WASHINGTON — A Democratic senator rebuked President Bush's transportation chief on Tuesday for allowing Mexican trucks to travel into the United States despite what he said was a clear ban by Congress.
"I think there is an arrogance here that is all too common in this administration," Sen. Byron Dorgan, D-N.D., told Transportation Secretary Mary Peters. "You will do what you will do, but I will tell you there will be consequences to that."
The Cabinet secretary defended the administration policy, telling Dorgan, "There is no intention to disrespect you or this Congress."
Dorgan, one of the leading congressional critics of the cross-border trucking program, summoned Peters and other transportation officials to a hearing to scrutinize the administration's continuation of the pilot program after Congress voted to cut off money for it.
The initiative, which stems from the 1994 North American Free Trade Agreement, allows Mexican trucks to begin traveling beyond a 25-mile zone into the U.S. interior. U.S. trucks participating in the pilot program now are permitted beyond a similar border zone in Mexico to haul cargo deep into that country.
The demonstration project, which is tied to the larger debate over U.S. immigration policies, has prompted widespread opposition in Congress. But Peters said that concerns over safety were unwarranted, and she defended the initiative as a well-regulated program that will offer a substantial boost for U.S. truckers doing business in Mexico.
Peters and D.J. Gribbin, the department's general counsel, restated the administration's contention that the congressional action permits the pilot program to continue but bans any future program.
Dorgan and Sen. Mark Pryor, D-Ark., the only other senator who participated in the hearing, told the administration officials that Congress clearly intended to keep Mexican 18-wheelers out of the United States.

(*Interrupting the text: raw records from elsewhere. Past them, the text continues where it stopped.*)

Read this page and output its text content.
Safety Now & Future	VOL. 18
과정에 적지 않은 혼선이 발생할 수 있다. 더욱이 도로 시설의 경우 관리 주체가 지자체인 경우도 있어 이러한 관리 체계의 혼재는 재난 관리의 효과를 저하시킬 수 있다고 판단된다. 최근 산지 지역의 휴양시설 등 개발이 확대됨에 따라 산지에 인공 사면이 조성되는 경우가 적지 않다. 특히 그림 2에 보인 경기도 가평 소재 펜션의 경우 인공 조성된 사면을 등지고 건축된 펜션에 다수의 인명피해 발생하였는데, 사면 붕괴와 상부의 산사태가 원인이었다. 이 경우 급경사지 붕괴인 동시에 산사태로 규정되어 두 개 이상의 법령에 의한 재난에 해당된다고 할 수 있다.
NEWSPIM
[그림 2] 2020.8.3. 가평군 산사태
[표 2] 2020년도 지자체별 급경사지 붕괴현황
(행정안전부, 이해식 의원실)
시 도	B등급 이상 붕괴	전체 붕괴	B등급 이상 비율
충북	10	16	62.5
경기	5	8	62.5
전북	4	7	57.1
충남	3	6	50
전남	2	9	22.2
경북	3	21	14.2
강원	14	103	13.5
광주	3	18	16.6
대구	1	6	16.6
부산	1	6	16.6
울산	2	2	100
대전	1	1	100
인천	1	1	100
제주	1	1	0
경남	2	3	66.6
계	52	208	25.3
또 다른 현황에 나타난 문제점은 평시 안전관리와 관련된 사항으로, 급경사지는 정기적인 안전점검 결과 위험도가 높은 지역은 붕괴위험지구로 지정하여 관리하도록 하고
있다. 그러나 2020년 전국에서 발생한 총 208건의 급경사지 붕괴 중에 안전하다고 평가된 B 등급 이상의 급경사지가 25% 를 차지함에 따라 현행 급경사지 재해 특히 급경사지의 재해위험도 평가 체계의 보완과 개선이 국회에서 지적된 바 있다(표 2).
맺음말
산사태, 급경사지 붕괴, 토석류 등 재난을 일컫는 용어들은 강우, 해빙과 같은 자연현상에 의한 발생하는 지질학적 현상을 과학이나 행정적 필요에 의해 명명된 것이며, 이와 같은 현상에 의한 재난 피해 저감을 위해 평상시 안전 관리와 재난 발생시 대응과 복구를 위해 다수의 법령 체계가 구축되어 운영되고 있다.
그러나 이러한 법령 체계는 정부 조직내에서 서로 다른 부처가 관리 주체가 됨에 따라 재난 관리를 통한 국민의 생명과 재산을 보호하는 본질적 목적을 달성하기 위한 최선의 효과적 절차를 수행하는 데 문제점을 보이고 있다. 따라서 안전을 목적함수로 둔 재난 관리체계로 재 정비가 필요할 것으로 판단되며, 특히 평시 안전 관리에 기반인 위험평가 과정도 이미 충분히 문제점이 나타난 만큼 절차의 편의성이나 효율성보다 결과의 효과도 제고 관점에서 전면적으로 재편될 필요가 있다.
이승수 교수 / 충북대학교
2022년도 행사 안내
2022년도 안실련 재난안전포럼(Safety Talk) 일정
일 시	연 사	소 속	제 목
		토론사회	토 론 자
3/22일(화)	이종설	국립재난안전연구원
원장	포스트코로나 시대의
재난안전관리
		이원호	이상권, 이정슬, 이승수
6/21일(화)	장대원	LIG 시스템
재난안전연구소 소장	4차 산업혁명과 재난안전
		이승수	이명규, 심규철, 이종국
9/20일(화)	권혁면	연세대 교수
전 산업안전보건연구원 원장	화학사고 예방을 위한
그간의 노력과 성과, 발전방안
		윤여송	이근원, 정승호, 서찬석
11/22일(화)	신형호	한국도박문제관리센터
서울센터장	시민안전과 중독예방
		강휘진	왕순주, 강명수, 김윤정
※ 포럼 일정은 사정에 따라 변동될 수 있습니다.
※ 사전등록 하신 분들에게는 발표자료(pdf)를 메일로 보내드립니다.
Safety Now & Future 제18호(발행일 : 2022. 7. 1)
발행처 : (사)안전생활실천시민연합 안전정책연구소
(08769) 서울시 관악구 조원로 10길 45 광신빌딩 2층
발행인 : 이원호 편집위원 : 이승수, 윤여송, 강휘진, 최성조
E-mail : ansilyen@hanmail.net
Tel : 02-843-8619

"This is a slap in the face of Congress," Dorgan said.
Dorgan told Peters that he regretted supporting her nomination. He said he'd asked the Government Accountability Office, Congress' investigative arm, to determine whether Peters' department had committed criminal and civil violations under a law that prohibits the expenditure of federal money in a manner contrary to that allowed by Congress.
Calvin Scovel III, the department's inspector general, testified that he couldn't make any meaningful conclusions about the program's safety because far fewer companies and vehicles have participated in the project than had been expected.
The department planned for 100 Mexican companies, but as of last Thursday only 19 carriers had been authorized to participate, and one of those had withdrawn after being cited for numerous violations, which transportation officials said were largely minor.
Mexican trucks have made 247 trips beyond the commercial border zone, most of which were to California, Scovel said.